From then on, after convergence has been achieved, the quotas of all nations would decline together at the same rate (contraction). According to the report, commentators on climate diplomacy have identified contraction-and-convergence as the leading contender among the various proposals for allocating emission quotas to nations in the long run.To make an agreement based on per capita allocation quotas more feasible, the report supports emissions trading between nations. Countries that wish to emit GHG in excess of their respective quotas would be able to purchase unused quotas at prices that incline other countries to emit less than their quotas.
There are other similarities between the conclusions of the RCEP report and the Indian position. The commission also recommends that the international community adopt an upper limit for carbon dioxide concentration in the atmosphere of 550 parts per million by volume (ppmv). Current global concentration levels stand at about 370 ppmv. A target of 550 ppmv is not entirely safe because, according to the international scientific community, even stabilisation at 450 ppmv would result in a temperature rise of 0.7°C and a corresponding 10-65 cm rise in sea level.
If the contraction-and-convergence approach and the target of 550 ppmv are adopted, the UK’s carbon dioxide (CO2) emissions will have to be reduced by almost 60 per cent from their current level by mid-century, and by almost 80 per cent by 2100. Though CO2 emissions are falling at the moment in the UK, they are expected to rise again as all but one of its existing nuclear power stations will close by 2025. Nuclear power is the main source of carbon-free energy in the country at present.
To achieve the 60 per cent reduction target, the RCEP recommends reductions in energy demand and a large deployment of renewable energy sources, both of which can be achieved partly through the introduction of a carbon tax. Revenues from this tax could be used to fund other measures of cutting down emissions, such as subsidies and tax relief for energy efficiency improvements and research and development of renewable technologies. Future sources of renewable energy for the UK, says the report, could include energy harnessed from waves, undersea turbines powered by tidal waves, wind energy and even solar energy.

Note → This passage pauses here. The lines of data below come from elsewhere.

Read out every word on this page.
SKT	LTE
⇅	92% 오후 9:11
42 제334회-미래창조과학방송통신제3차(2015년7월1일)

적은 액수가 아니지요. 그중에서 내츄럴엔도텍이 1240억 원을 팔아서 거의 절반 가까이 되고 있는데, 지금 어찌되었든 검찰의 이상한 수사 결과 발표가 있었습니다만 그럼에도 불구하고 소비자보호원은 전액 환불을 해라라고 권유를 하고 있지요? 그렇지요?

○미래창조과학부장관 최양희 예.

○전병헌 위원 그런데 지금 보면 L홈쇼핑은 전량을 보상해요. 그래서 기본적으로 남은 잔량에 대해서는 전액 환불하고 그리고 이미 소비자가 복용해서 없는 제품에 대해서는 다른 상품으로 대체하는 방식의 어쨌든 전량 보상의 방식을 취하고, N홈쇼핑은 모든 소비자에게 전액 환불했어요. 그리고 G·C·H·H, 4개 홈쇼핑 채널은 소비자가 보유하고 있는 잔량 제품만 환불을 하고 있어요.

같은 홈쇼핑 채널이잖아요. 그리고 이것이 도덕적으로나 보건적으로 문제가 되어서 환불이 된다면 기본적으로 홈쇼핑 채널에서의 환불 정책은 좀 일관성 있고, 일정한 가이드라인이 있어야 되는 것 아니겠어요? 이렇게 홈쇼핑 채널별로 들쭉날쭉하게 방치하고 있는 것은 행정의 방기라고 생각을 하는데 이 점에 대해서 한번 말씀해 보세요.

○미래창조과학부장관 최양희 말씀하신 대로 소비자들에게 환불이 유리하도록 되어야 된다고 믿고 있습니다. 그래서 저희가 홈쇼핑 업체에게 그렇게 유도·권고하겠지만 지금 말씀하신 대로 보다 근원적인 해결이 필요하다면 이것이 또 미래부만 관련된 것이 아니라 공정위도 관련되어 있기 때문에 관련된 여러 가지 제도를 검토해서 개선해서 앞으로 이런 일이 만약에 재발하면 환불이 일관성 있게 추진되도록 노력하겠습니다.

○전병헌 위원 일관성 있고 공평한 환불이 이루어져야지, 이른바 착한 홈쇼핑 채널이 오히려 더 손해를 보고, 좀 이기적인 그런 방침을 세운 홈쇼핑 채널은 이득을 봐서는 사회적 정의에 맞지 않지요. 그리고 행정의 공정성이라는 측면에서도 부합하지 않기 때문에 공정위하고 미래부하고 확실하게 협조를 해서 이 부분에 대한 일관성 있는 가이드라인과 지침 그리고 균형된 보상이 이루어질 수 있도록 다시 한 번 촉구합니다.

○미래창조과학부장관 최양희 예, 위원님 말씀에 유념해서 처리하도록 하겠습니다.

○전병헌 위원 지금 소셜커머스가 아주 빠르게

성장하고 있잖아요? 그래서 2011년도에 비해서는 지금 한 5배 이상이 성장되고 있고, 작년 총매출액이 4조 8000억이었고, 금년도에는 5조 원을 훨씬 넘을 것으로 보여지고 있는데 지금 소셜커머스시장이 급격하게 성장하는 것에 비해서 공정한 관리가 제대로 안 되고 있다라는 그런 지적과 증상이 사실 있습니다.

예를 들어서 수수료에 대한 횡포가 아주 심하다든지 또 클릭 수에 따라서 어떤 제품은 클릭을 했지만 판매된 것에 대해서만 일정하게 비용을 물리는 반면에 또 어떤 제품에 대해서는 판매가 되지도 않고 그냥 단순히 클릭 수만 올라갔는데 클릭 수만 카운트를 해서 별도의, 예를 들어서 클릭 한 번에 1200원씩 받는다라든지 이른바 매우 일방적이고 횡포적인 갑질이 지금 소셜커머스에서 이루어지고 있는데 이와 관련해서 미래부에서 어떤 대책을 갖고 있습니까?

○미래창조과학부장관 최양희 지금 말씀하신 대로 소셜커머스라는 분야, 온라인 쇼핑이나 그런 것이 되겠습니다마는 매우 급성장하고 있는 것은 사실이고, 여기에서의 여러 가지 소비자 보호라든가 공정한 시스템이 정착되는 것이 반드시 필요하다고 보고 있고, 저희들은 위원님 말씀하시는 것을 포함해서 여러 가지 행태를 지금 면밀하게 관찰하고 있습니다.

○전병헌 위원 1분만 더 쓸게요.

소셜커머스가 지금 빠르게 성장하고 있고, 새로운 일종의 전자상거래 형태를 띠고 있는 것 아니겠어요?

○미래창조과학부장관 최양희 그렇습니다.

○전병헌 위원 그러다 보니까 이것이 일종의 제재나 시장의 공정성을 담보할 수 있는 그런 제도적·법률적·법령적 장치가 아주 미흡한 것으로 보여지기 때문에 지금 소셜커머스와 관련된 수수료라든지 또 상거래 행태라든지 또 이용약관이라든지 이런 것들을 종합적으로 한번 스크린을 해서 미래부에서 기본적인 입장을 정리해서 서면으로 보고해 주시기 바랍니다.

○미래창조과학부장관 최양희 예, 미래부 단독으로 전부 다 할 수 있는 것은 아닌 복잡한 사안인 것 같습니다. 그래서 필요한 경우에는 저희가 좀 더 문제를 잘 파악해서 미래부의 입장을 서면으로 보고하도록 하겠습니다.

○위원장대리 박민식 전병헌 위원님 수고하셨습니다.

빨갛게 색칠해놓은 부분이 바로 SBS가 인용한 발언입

The commission calls on the UK to play a forceful and leading role in international climate negotiations, and it is not only because the country has a moral imperative to do so. It is also because the greater the number of countries that are hesitant, the smaller the chances of concerted global action against climate change. Already, it warns, there is the danger that the Kyoto commitments of an overall 5.2 per cent GHG reduction below the 1990 levels by 2008-2012 will not be met by developed countries, and further commitments are modest or non-existent. In this case, climate change would continue unabated, with the poorest countries suffering the most. The report concludes that if the UK does not show its seriousness about the issue, it cannot expect other nations to do theirs, least of all poor countries.